Windows are often overlooked by the average homeowner when thinking about energy efficient solutions. However, they play an important role in passive cooling, efficient interior lighting, and even optimizing the performance of indoor appliances.
Even the most primitive windows contribute to how well a house can stay cool during warm weather. Basic windows serve as outlets to let warm air out and cool air in. Efficient window placement based on outdoor wind direction and house orientation can maximize airflow, reducing the need to rely on electrical appliances for cooling.
On the other hand, windows also play an important role in keeping the house warm during nighttime or cold weather. Windows with well-sealed frames can hold warm air inside. Keeping a house from getting too warm is just a matter of opening the window until indoor temperatures are at a comfortable level. More recent window options are designed to retain or release heat better than others, such as gas-filled windowpanes.

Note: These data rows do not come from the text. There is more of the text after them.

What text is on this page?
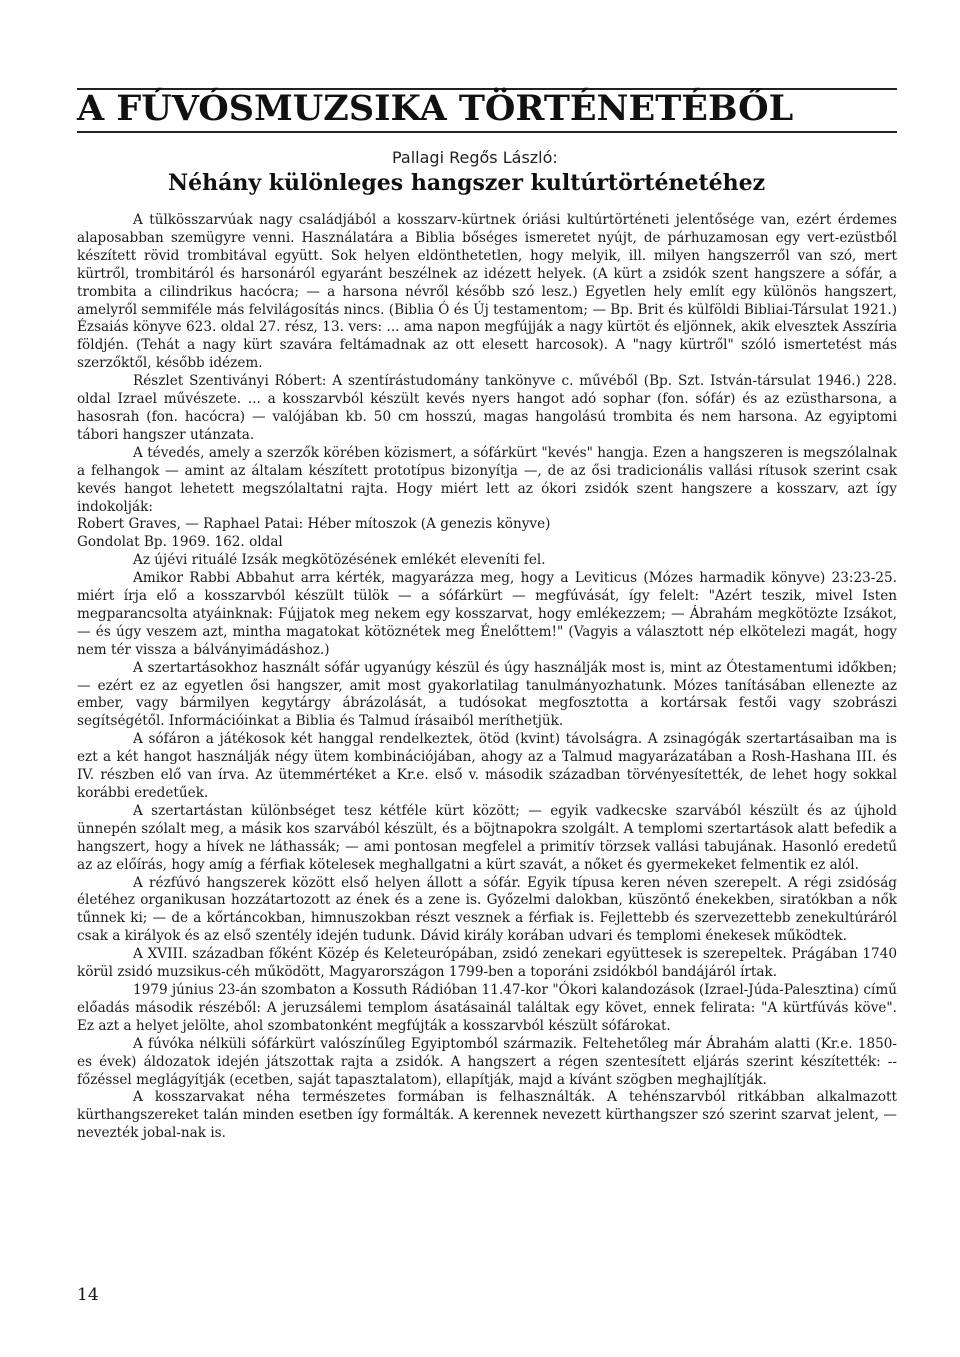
A FÚVÓSMUZSIKA TÖRTÉNETÉBŐL
Pallagi Regős László:
Néhány különleges hangszer kultúrtörténetéhez

A tülkösszarvúak nagy családjából a kosszarv-kürtnek óriási kultúrtörténeti jelentősége van, ezért érdemes alaposabban szemügyre venni. Használatára a Biblia bőséges ismeretet nyújt, de párhuzamosan egy vert-ezüstből készített rövid trombitával együtt. Sok helyen eldönthetetlen, hogy melyik, ill. milyen hangszerről van szó, mert kürtről, trombitáról és harsonáról egyaránt beszélnek az idézett helyek. (A kürt a zsidók szent hangszere a sófár, a trombita a cilindrikus hacócra; — a harsona névről később szó lesz.) Egyetlen hely említ egy különös hangszert, amelyről semmiféle más felvilágosítás nincs. (Biblia Ó és Új testamentom; — Bp. Brit és külföldi Bibliai-Társulat 1921.) Ézsaiás könyve 623. oldal 27. rész, 13. vers: ... ama napon megfújják a nagy kürtöt és eljönnek, akik elvesztek Asszíria földjén. (Tehát a nagy kürt szavára feltámadnak az ott elesett harcosok). A "nagy kürtről" szóló ismertetést más szerzőktől, később idézem.

Részlet Szentiványi Róbert: A szentírástudomány tankönyve c. művéből (Bp. Szt. István-társulat 1946.) 228. oldal Izrael művészete. ... a kosszarvból készült kevés nyers hangot adó sophar (fon. sófár) és az ezüstharsona, a hasosrah (fon. hacócra) — valójában kb. 50 cm hosszú, magas hangolású trombita és nem harsona. Az egyiptomi tábori hangszer utánzata.

A tévedés, amely a szerzők körében közismert, a sófárkürt "kevés" hangja. Ezen a hangszeren is megszólalnak a felhangok — amint az általam készített prototípus bizonyítja —, de az ősi tradicionális vallási rítusok szerint csak kevés hangot lehetett megszólaltatni rajta. Hogy miért lett az ókori zsidók szent hangszere a kosszarv, azt így indokolják:

Robert Graves, — Raphael Patai: Héber mítoszok (A genezis könyve)

Gondolat Bp. 1969. 162. oldal

Az újévi rituálé Izsák megkötözésének emlékét eleveníti fel.

Amikor Rabbi Abbahut arra kérték, magyarázza meg, hogy a Leviticus (Mózes harmadik könyve) 23:23-25. miért írja elő a kosszarvból készült tülök — a sófárkürt — megfúvását, így felelt: "Azért teszik, mivel Isten megparancsolta atyáinknak: Fújjatok meg nekem egy kosszarvat, hogy emlékezzem; — Ábrahám megkötözte Izsákot, — és úgy veszem azt, mintha magatokat kötöznétek meg Énelőttem!" (Vagyis a választott nép elkötelezi magát, hogy nem tér vissza a bálványimádáshoz.)

A szertartásokhoz használt sófár ugyanúgy készül és úgy használják most is, mint az Ótestamentumi időkben; — ezért ez az egyetlen ősi hangszer, amit most gyakorlatilag tanulmányozhatunk. Mózes tanításában ellenezte az ember, vagy bármilyen kegytárgy ábrázolását, a tudósokat megfosztotta a kortársak festői vagy szobrászi segítségétől. Információinkat a Biblia és Talmud írásaiból meríthetjük.

A sófáron a játékosok két hanggal rendelkeztek, ötöd (kvint) távolságra. A zsinagógák szertartásaiban ma is ezt a két hangot használják négy ütem kombinációjában, ahogy az a Talmud magyarázatában a Rosh-Hashana III. és IV. részben elő van írva. Az ütemmértéket a Kr.e. első v. második században törvényesítették, de lehet hogy sokkal korábbi eredetűek.

A szertartástan különbséget tesz kétféle kürt között; — egyik vadkecske szarvából készült és az újhold ünnepén szólalt meg, a másik kos szarvából készült, és a böjtnapokra szolgált. A templomi szertartások alatt befedik a hangszert, hogy a hívek ne láthassák; — ami pontosan megfelel a primitív törzsek vallási tabujának. Hasonló eredetű az az előírás, hogy amíg a férfiak kötelesek meghallgatni a kürt szavát, a nőket és gyermekeket felmentik ez alól.

A rézfúvó hangszerek között első helyen állott a sófár. Egyik típusa keren néven szerepelt. A régi zsidóság életéhez organikusan hozzátartozott az ének és a zene is. Győzelmi dalokban, küszöntő énekekben, siratókban a nők tűnnek ki; — de a kőrtáncokban, himnuszokban részt vesznek a férfiak is. Fejlettebb és szervezettebb zenekultúráról csak a királyok és az első szentély idején tudunk. Dávid király korában udvari és templomi énekesek működtek.

A XVIII. században főként Közép és Keleteurópában, zsidó zenekari együttesek is szerepeltek. Prágában 1740 körül zsidó muzsikus-céh működött, Magyarországon 1799-ben a toporáni zsidókból bandájáról írtak.

1979 június 23-án szombaton a Kossuth Rádióban 11.47-kor "Ókori kalandozások (Izrael-Júda-Palesztina) című előadás második részéből: A jeruzsálemi templom ásatásainál találtak egy követ, ennek felirata: "A kürtfúvás köve". Ez azt a helyet jelölte, ahol szombatonként megfújták a kosszarvból készült sófárokat.

A fúvóka nélküli sófárkürt valószínűleg Egyiptomból származik. Feltehetőleg már Ábrahám alatti (Kr.e. 1850-es évek) áldozatok idején játszottak rajta a zsidók. A hangszert a régen szentesített eljárás szerint készítették: -- főzéssel meglágyítják (ecetben, saját tapasztalatom), ellapítják, majd a kívánt szögben meghajlítják.

A kosszarvakat néha természetes formában is felhasználták. A tehénszarvból ritkábban alkalmazott kürthangszereket talán minden esetben így formálták. A kerennek nevezett kürthangszer szó szerint szarvat jelent, — nevezték jobal-nak is.

14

Windows are still the main source of natural indoor lighting, even with the growing popularity of skylights in modern home designs. Natural lighting can work alongside passive cooling, but sometimes they tend to clash – the more sunlight enters the house, the lesser need for using indoor lamps during daytime. However, more sunlight also means warmer indoor temperatures, which can cause a problem during warm seasons. Using the right type of window and curtains can help you achieve the balance between keeping the indoors well lit, and comfortable.
Efficiency of appliances
Many people don’t realize that energy efficient windows affect more than electric bills and indoor temperature. Aside from the heater or air conditioner having to do less work, using energy efficient windows can also affect the efficiency of other appliances. Windows help control indoor humidity, which could cause moisture formation and rust damage. Ambient temperature, which can also be regulated by windows, can also affect the long-term performance of your televisions and computers.